A sequel to the last post on the Nuclear Industries site (Feb.1)
Defense One, part of the Atlantic Media Group (mission: to inform, elevate and challenge the national discourse) reports the Defense Department’s comment that the threshold hasn’t changed since the Obama administration’s own nuclear posture review in 2010, but the draft of the new review that was leaked online has caused ‘a bit of drama’ in its attempts to dispel ‘ambiguity’.
The new review gives examples of “non-nuclear strategic attacks,” Robert Soofer, deputy assistant secretary for nuclear and missile defense policy, told reporters on Thursday. “It could be catastrophic attacks against civilian populations, against infrastructure. It could be an attack using a non-nuclear weapon against our nuclear command-and-control [or] early-warning satellites. But we don’t talk about cyber.”
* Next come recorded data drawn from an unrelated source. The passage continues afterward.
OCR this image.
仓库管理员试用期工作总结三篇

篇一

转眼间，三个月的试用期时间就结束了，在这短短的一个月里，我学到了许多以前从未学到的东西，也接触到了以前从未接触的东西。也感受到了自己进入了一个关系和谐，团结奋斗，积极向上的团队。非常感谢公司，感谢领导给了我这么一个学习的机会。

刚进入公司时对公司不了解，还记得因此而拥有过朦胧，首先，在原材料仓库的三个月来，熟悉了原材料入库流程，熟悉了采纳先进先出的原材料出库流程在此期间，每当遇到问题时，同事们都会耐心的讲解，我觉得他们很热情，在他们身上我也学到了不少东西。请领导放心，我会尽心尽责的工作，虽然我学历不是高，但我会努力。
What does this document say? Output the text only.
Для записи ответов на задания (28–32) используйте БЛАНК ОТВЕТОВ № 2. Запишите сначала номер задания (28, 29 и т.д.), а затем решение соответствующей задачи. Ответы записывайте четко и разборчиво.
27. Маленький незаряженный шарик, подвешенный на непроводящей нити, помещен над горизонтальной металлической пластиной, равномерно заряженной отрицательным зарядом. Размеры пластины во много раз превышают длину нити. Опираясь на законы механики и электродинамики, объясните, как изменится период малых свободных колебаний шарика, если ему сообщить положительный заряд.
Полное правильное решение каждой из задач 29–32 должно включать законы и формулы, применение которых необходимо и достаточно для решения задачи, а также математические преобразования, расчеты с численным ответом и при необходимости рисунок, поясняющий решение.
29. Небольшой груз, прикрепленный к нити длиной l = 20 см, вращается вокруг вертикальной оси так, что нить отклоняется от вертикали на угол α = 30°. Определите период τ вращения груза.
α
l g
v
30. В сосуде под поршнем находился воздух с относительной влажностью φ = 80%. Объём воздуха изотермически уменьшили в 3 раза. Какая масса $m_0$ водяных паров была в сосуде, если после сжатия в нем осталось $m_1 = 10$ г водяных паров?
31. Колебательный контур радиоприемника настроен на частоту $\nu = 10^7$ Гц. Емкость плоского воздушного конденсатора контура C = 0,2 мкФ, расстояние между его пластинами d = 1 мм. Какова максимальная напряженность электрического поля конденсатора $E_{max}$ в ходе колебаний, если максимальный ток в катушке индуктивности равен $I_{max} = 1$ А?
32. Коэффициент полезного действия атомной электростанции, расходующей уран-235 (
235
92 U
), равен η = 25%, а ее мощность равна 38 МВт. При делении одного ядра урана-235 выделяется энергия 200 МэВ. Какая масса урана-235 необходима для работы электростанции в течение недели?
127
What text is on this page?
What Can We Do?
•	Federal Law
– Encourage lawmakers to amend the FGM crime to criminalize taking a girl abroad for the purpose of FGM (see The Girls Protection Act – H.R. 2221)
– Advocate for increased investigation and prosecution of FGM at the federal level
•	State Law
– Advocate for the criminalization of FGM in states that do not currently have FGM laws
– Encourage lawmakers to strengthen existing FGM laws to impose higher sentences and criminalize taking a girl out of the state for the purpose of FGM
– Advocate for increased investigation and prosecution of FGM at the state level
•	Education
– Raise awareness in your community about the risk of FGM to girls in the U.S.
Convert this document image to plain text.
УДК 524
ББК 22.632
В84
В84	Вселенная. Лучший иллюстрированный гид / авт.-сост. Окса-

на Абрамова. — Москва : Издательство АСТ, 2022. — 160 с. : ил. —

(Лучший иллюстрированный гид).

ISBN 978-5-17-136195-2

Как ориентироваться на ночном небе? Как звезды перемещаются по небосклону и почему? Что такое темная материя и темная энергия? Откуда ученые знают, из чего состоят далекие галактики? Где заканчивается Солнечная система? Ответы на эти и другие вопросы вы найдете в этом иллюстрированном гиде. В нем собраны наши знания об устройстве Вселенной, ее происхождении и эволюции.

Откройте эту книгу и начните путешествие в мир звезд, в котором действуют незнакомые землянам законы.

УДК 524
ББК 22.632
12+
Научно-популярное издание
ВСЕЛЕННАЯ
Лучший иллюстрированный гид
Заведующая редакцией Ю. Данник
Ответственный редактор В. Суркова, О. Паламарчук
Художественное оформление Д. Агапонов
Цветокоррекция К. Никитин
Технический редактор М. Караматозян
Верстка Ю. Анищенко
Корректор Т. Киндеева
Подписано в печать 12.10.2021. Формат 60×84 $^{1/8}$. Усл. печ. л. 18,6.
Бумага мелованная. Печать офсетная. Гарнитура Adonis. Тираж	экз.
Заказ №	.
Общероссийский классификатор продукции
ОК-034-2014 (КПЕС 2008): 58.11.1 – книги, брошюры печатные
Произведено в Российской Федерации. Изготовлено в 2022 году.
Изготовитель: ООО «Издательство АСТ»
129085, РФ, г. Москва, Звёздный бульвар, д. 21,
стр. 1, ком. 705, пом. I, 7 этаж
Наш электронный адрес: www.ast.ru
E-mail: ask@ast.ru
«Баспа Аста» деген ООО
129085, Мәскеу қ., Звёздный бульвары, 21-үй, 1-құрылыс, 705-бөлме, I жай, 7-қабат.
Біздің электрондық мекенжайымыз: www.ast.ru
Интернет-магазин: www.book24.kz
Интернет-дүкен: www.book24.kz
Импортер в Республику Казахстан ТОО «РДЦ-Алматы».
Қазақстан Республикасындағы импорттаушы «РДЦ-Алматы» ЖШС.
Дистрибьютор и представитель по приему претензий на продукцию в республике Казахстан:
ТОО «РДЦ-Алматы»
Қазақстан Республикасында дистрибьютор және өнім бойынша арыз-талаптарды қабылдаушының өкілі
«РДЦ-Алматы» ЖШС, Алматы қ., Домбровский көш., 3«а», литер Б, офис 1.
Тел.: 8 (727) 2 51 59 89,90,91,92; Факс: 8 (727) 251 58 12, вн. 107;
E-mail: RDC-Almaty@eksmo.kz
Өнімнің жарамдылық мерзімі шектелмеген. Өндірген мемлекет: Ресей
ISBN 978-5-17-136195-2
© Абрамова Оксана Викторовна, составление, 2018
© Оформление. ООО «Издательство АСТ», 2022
In his own conversation with reporters, Gen. Paul Selva (left), vice chairman of the Joint Chiefs of Staff, broadened “early warning” systems to include ones that provide “indications of warning that are important to our detection of an attack.”
No matter how ambiguous language in the upcoming Nuclear Posture Review may seem, a cyber attack on U.S. infrastructure would not warrant a nuclear strike on an adversary, he said on Tuesday: “The idea that we would resort to a nuclear attack based on cyber is actually not supported by the document.”
He also emphasized, “We never said ‘cyber.’ The Defense One account interprets: “There’s a reason for that. While cyber attacks on physical infrastructure can be very dangerous, they are unlikely to kill enough people to provoke a U.S. nuclear response”.